SHANGHAI - With the global economy possibly back on track, worldwide market research firm Synovate's global Chief Executive Officer Robert Philpott has drawn up a map detailing levels of spending power across the world, along with an array of emerging markets that are challenging traditional ones.
"When headlines were dominated by how bad it was in certain markets in Europe, there were other markets out there doing very well," said Philpott.
Included in the latter were China, South Korea, Australia, Brazil, Colombia and Mexico, as well as several countries in East and West Africa.
"The economic downturn caused lots of consumers to re-evaluate what brands they would choose," he said.
"A classic example would be in North America, where everybody was driving big trucks made by Ford or General Motors (GM) up until the beginning of 2009. Last year, we saw big inroads made by small South Korean cars, especially in the oil-alternative fuel vehicle market place.
"The development altered consumers' behavior significantly. Not only did it bring a new range of South Korean manufacturers into the market, but also caused pain for Ford and GM."
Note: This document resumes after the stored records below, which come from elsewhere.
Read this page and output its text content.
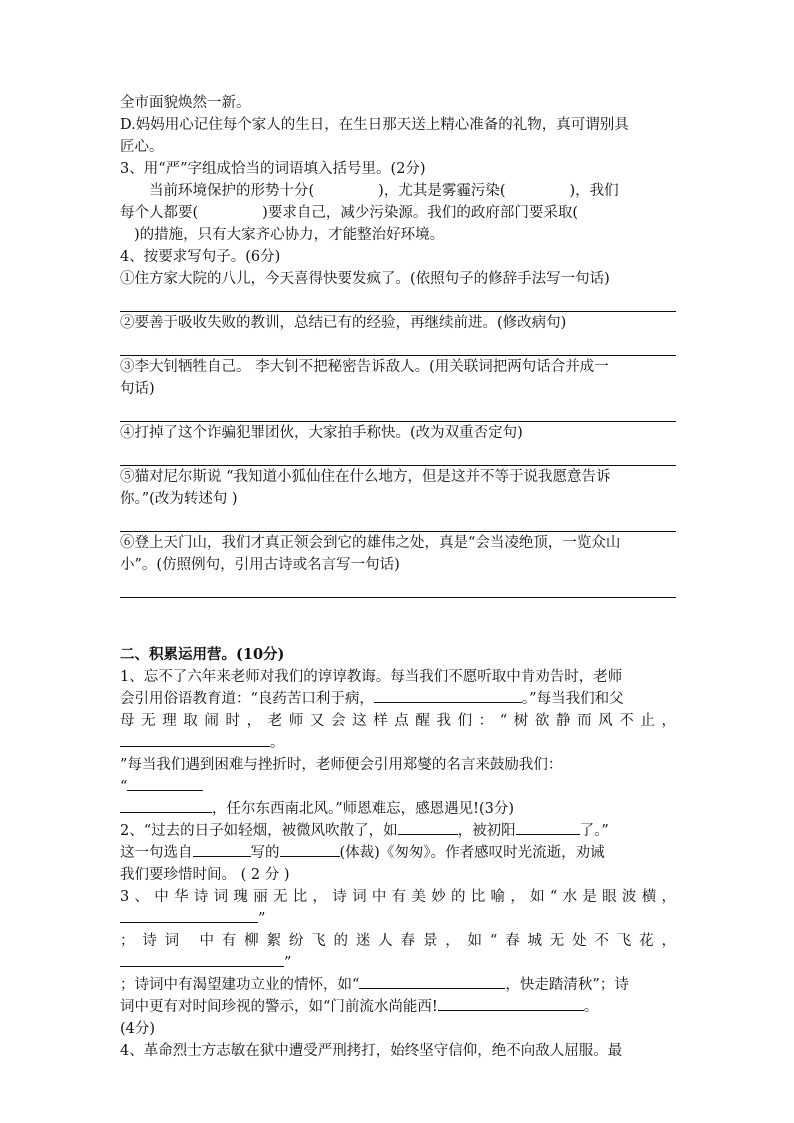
全市面貌焕然一新。

D.妈妈用心记住每个家人的生日，在生日那天送上精心准备的礼物，真可谓别具

匠心。

3、用“严”字组成恰当的词语填入括号里。(2分)

当前环境保护的形势十分(	)，尤其是雾霾污染(	)，我们

每个人都要(	)要求自己，减少污染源。我们的政府部门要采取(

)的措施，只有大家齐心协力，才能整治好环境。

4、按要求写句子。(6分)

①住方家大院的八儿，今天喜得快要发疯了。(依照句子的修辞手法写一句话)

②要善于吸收失败的教训，总结已有的经验，再继续前进。(修改病句)

③李大钊牺牲自己。 李大钊不把秘密告诉敌人。(用关联词把两句话合并成一

句话)

④打掉了这个诈骗犯罪团伙，大家拍手称快。(改为双重否定句)

⑤猫对尼尔斯说 “我知道小狐仙住在什么地方，但是这并不等于说我愿意告诉

你。”(改为转述句 )

⑥登上天门山，我们才真正领会到它的雄伟之处，真是“会当凌绝顶，一览众山

小”。(仿照例句，引用古诗或名言写一句话)

二、积累运用营。(10分)

1、忘不了六年来老师对我们的谆谆教诲。每当我们不愿听取中肯劝告时，老师

会引用俗语教育道：“良药苦口利于病，	。”每当我们和父

母无理取闹时，老师又会这样点醒我们：“树欲静而风不止，

。

”每当我们遇到困难与挫折时，老师便会引用郑燮的名言来鼓励我们：

“

，任尔东西南北风。”师恩难忘，感恩遇见!(3分)

2、“过去的日子如轻烟，被微风吹散了，如	，被初阳	了。”

这一句选自	写的	(体裁)《匆匆》。作者感叹时光流逝，劝诫

我们要珍惜时间。 ( 2 分 )

3、中华诗词瑰丽无比，诗词中有美妙的比喻，如“水是眼波横，

”

；诗词 中有柳絮纷飞的迷人春景，如“春城无处不飞花，

”

；诗词中有渴望建功立业的情怀，如“	，快走踏清秋”；诗

词中更有对时间珍视的警示，如“门前流水尚能西!	。

(4分)

4、革命烈士方志敏在狱中遭受严刑拷打，始终坚守信仰，绝不向敌人屈服。最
Consumers simply became more conscientious about what they were buying during and after the economic downturn. Philpott said the increasing market share of Brazilian and Mexican products squeezed out some local US brands.
"They recognized their opportunities and created the perfect storm for them to be competitive. I see brands from the emerging markets such as Brazil and Mexico becoming mainstream brands in America, and local brands becoming boutique products for selective buyers only," he said.
At the same time, the spending power of Americans shouldn't be overrated.
Lael Brainard, the US Treasury under secretary for international affairs, told the New York Times that US President Barack Obama believed the global recovery would be enhanced by greater balance.
"For too long, the American consumer was the engine of growth for the entire global economy," she said. "That pattern of growth, we have seen, was unsustainable."
The International Monetary Fund estimates that the US will have a current account deficit of 3.2 percent of gross domestic product this year, and China a current account surplus of 4.7 percent.
Synovate, the US-based research company, also sees China as the future influencer as its clients flock there.
"I think I'm the first CEO in the market research industry to see his base needing to shift to China," said Philpott. "We now expect our China business to help influence what we do around the rest of the world and that's really because the manufacturers here are now looking at exports in the same way they are looking at imports."